Donc le marché du low-cost bancaire est encore un marché de taille modeste, en forte croissance, toutes les grandes banques de réseaux se doivent d’y être présentes. 

Qu’est-ce-que le « mobile banking » ?

Le low-cost bancaire pourrait trouver un formidable débouché dans les pays en voie de développement, notamment en Afrique subsaharienne pour deux raisons:

  • Nous sommes à l’heure actuelle 7 milliards d’hommes sur la planète dont 6 ont un téléphone portable et 2 milliards seulement un compte bancaire. Or, la carte à puce du téléphone portable est très proche de la carte bancaire. Il y a donc un formidable  potentiel de développement pour un marché bancaire, propice au développement économique  de ces pays.

  • Ces pays sont caractérisés par une forte dispersion géographique de leur population avec peu de moyens de transport, des revenus faibles et un taux d’alphabétisation critique. La banque classique ne peut pas fonctionner en dehors des grandes villes ce qui explique pour partie le faible taux de bancarisation: 15 à 16 % contre plus de 80 % dans les pays développés.

Certains opérateurs de téléphonie mobile ont compris tout l’intérêt d’utiliser le téléphone portable pour diffuser des services financiers de base c’est-à-dire émettre et recevoir des virements. En Afrique, ce sont les opérateurs de téléphonie qui ont été à l’initiative.

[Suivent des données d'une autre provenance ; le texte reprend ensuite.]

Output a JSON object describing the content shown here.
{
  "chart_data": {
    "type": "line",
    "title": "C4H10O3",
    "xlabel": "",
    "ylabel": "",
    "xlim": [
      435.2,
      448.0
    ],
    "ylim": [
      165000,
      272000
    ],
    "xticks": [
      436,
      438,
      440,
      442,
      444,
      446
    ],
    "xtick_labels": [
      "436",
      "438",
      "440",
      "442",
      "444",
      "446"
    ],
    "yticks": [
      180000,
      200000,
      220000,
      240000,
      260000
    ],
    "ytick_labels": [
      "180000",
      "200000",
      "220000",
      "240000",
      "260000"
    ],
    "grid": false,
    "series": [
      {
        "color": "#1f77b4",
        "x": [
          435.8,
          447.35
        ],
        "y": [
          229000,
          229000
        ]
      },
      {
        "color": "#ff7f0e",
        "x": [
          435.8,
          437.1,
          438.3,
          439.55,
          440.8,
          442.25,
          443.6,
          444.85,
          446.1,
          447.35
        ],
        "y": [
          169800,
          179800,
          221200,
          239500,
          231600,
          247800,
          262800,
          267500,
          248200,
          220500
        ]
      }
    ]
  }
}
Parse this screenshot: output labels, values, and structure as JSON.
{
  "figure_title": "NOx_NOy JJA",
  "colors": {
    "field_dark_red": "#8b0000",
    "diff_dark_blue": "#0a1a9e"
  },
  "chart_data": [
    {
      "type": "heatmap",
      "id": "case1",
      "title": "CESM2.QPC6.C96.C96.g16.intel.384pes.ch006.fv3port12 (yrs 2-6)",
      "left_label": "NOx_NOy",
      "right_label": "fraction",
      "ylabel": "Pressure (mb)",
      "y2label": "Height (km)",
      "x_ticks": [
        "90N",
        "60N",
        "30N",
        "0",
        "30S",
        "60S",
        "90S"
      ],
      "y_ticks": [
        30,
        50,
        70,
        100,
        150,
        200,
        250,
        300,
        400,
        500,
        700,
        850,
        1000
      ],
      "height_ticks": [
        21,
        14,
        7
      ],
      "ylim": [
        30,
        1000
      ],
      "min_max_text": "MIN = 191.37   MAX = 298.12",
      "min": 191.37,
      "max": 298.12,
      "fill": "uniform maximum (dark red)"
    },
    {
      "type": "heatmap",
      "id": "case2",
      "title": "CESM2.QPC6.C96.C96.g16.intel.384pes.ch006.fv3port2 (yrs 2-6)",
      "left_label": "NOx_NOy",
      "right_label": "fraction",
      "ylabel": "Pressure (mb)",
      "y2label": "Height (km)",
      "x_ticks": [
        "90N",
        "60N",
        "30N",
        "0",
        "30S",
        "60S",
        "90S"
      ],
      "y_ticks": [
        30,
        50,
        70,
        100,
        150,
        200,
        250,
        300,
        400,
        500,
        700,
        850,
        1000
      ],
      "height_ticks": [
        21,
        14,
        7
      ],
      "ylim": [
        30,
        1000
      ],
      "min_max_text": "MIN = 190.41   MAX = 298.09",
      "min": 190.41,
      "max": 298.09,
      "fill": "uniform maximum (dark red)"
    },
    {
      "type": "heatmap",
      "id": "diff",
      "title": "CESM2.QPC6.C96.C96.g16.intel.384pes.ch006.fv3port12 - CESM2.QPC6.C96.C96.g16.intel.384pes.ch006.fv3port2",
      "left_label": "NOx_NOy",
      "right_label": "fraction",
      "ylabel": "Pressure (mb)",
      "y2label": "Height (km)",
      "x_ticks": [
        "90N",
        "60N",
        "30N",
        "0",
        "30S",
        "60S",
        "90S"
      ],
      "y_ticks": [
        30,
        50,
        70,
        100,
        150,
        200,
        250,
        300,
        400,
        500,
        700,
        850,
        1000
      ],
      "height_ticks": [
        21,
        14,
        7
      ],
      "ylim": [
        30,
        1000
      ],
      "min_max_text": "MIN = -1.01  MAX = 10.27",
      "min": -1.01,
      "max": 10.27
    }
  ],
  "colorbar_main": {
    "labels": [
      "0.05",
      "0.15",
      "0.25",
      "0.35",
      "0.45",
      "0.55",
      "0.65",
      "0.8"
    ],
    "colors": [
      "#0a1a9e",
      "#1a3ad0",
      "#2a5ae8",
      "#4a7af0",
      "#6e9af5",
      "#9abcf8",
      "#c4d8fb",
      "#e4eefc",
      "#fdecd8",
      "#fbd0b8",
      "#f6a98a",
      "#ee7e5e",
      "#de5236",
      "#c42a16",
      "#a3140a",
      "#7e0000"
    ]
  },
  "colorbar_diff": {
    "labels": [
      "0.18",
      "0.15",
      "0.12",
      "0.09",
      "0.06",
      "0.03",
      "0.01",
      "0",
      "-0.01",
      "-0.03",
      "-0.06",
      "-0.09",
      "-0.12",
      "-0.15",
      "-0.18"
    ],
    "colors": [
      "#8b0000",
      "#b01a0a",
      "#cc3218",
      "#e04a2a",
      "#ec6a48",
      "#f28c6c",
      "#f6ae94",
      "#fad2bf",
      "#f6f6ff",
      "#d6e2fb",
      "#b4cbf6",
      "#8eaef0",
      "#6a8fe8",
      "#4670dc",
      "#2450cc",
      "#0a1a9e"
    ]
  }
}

Aujourd’hui, les grands groupes bancaires (dont la Société générale) reprennent ce marché en mains avec pour objectif d’habituer progressivement ces populations à l’intermédiation financière. Ce qui pourrait permettre ensuite dans un deuxième temps d’offrir soit par le mobile soit par un réseau physique (camions faisant office d’agences) des produits financiers plus complexes, comme des produits d’épargne…

Le « SMS banking » est donc une première étape vers une bancarisation plus classique des pays en  voie de développement, même si celle-ci reste adaptée aux spécificités de ces économies.